Colleagues from Esri shared their work with presentations at the event from Atma Mani presenting "Let's Take the Machines House Hunting" using Python and Jupyter Notebooks, Thomas Maurer presenting "LERC - Fast Compression of Images and Tensors", highlighting low-level libraries like LERC for raster compression, and Tamrat Belayneh presenting "I3S - An Open Standard to Bring 3D to Web, Desktop, and Mobile Platforms", introducing the OGC community standard I3S spec. We also appreciated hearing Howard Butler acknowledge our contributions to the GDAL Coordinate System barn-raising effort in his presentation. As an important vendor in the GIS space, we are happy support fundamental initiatives like these that help build core libraries used extensively by the community.

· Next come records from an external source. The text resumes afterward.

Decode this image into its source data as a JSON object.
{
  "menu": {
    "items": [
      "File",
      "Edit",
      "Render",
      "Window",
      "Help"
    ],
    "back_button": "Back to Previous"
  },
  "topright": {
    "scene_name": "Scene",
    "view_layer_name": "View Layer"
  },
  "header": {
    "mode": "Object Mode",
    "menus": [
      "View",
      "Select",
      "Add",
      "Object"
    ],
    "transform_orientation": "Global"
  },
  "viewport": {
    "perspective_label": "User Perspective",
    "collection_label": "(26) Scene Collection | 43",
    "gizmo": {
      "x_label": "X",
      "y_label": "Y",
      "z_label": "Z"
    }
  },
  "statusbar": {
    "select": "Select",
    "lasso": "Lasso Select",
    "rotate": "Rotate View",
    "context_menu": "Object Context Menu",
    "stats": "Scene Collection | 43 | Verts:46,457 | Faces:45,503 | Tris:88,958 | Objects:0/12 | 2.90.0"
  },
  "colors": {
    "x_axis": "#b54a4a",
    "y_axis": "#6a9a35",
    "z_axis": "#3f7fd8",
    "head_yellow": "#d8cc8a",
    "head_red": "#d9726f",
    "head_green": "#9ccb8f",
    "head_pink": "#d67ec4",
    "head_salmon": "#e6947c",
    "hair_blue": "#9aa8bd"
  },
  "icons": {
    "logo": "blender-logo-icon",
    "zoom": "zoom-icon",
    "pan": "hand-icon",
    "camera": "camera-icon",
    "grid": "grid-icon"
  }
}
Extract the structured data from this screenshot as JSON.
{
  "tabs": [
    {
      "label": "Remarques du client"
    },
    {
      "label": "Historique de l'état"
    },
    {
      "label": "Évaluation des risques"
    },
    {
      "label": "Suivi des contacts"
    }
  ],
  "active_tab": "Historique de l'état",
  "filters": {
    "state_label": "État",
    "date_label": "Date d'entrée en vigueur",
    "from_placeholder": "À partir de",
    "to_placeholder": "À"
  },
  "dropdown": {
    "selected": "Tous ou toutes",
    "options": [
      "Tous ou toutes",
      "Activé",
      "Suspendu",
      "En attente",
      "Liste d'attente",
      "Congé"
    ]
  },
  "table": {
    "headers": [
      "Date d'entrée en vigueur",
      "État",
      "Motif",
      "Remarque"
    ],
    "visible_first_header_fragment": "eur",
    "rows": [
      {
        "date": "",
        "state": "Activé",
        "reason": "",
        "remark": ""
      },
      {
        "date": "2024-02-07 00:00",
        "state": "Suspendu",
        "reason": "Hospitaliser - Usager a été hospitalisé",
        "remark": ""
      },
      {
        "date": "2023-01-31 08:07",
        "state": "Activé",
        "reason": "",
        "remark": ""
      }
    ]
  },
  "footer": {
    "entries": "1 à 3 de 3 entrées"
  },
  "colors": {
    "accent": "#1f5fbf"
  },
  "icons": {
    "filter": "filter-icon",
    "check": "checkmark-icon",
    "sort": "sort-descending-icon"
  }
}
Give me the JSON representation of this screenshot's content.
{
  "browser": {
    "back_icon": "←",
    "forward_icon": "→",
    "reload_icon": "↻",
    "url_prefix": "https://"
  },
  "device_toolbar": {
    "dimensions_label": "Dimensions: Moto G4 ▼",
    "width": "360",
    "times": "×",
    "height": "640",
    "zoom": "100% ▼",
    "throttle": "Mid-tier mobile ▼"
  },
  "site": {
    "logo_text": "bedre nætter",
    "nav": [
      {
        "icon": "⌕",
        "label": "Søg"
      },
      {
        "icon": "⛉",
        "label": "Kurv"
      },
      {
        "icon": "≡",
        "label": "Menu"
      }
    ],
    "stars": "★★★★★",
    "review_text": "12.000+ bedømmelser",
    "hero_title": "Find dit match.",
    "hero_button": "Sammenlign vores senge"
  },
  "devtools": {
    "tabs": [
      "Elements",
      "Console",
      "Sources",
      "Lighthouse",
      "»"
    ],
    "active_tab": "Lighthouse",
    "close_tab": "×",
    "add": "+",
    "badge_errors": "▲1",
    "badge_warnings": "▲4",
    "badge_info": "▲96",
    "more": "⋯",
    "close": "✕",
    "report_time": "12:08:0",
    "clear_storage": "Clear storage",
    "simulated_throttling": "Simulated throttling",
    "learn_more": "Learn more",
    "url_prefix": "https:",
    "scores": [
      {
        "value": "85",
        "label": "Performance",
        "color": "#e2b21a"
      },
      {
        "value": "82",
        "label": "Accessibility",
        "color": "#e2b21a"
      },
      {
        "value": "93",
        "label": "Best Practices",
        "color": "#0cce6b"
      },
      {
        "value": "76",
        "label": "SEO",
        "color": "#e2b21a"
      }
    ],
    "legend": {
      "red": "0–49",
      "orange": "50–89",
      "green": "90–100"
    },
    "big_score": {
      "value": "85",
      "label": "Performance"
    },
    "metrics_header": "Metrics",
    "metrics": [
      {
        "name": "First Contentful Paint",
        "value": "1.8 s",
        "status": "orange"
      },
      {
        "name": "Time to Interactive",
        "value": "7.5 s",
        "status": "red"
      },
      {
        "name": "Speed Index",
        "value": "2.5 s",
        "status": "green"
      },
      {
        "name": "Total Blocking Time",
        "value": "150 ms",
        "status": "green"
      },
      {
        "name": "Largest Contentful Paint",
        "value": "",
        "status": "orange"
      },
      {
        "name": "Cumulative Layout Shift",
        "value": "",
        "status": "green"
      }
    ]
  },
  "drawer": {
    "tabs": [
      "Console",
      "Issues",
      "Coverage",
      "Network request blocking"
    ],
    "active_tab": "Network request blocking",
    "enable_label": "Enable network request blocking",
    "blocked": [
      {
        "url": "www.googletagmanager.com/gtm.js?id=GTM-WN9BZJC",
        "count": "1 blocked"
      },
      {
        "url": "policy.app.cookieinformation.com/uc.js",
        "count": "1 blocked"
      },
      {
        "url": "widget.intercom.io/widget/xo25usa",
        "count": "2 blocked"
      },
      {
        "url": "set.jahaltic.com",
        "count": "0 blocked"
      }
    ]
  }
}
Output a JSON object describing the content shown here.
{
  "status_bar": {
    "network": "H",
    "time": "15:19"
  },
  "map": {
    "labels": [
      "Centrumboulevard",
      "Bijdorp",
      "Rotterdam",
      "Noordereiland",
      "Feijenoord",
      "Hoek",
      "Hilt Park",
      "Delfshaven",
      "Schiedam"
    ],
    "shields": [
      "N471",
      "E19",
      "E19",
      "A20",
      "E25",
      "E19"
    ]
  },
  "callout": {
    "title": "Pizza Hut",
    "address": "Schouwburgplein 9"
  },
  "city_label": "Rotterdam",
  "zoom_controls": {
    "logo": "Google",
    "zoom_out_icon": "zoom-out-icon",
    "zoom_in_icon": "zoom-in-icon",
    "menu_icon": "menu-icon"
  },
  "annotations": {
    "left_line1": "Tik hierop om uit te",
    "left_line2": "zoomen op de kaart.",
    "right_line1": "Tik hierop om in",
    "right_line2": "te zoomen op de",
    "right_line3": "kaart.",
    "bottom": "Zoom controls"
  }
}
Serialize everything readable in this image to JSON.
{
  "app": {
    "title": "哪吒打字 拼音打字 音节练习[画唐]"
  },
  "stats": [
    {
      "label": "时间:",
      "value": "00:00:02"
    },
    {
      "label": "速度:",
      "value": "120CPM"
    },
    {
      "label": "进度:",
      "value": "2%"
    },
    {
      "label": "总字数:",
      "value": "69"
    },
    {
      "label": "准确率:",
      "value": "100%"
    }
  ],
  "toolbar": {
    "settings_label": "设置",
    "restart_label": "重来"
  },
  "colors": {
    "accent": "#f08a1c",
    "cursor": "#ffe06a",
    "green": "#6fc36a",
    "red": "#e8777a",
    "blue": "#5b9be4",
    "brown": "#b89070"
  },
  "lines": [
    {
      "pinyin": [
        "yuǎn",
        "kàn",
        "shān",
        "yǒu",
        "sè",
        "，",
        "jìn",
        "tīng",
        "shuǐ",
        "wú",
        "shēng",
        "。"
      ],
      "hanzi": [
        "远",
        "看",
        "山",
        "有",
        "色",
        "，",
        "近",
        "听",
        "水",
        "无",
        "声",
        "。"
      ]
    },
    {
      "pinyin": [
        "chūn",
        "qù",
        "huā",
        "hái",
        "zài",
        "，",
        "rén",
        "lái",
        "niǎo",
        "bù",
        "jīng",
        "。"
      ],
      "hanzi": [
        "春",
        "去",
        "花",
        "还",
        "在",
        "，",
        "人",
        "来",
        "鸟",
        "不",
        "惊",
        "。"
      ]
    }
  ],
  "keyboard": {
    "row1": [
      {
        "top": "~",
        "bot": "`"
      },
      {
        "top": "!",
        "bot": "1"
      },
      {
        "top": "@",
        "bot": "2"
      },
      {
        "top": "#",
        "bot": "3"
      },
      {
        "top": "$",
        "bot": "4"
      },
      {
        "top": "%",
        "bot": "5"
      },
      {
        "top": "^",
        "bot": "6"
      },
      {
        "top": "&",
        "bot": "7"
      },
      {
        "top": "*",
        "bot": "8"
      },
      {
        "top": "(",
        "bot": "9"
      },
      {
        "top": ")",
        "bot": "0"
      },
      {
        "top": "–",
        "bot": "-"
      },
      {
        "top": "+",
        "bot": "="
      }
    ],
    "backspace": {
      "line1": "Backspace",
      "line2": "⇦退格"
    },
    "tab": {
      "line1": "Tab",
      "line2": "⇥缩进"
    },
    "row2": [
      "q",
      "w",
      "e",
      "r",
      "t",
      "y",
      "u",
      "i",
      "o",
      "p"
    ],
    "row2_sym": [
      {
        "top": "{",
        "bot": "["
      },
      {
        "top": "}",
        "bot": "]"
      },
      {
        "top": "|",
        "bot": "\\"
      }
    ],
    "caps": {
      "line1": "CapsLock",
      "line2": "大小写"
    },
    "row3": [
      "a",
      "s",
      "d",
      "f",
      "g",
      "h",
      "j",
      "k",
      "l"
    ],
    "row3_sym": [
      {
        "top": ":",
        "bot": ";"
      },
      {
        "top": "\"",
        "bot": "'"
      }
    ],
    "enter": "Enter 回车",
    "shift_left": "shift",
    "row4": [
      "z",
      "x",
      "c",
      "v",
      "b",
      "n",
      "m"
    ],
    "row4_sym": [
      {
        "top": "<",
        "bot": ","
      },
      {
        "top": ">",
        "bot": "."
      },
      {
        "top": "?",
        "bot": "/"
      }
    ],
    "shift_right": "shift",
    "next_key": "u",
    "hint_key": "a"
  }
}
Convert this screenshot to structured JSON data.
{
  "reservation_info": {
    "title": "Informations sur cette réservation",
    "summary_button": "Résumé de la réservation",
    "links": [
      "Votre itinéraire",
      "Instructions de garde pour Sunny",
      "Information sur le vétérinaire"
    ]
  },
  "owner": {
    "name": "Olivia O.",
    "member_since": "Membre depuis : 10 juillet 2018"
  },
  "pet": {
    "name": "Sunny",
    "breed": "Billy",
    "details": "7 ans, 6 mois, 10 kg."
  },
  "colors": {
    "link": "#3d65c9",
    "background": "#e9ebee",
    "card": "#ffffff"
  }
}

Atma Mani demonstrating the Python API to a user

 

While many attendees were familiar with Esri software and some even active users, at the Esri booth, the conversations extended beyond traditional ArcGIS workflows often discussed at Esri events. We enjoyed learning from others’ diverse perspectives and expertise, and it was reassuring to see community validation regarding steps we are taking in the areas of 3D, interoperable data science, and with our Developer program. Esri continues to push forward on its Open Platform vision – a vision that includes support for standards, interoperability, open data and open source. And, we are constantly looking for better ways to engage with developers and support their work.

 

While large software business may share complex relationships with the open source world, Esri’s role in the GIS realm has always been community focused. We hope to continue to grow the community of GIS users and developers and FOSS initiatives are an important subsystem contributing to this growth.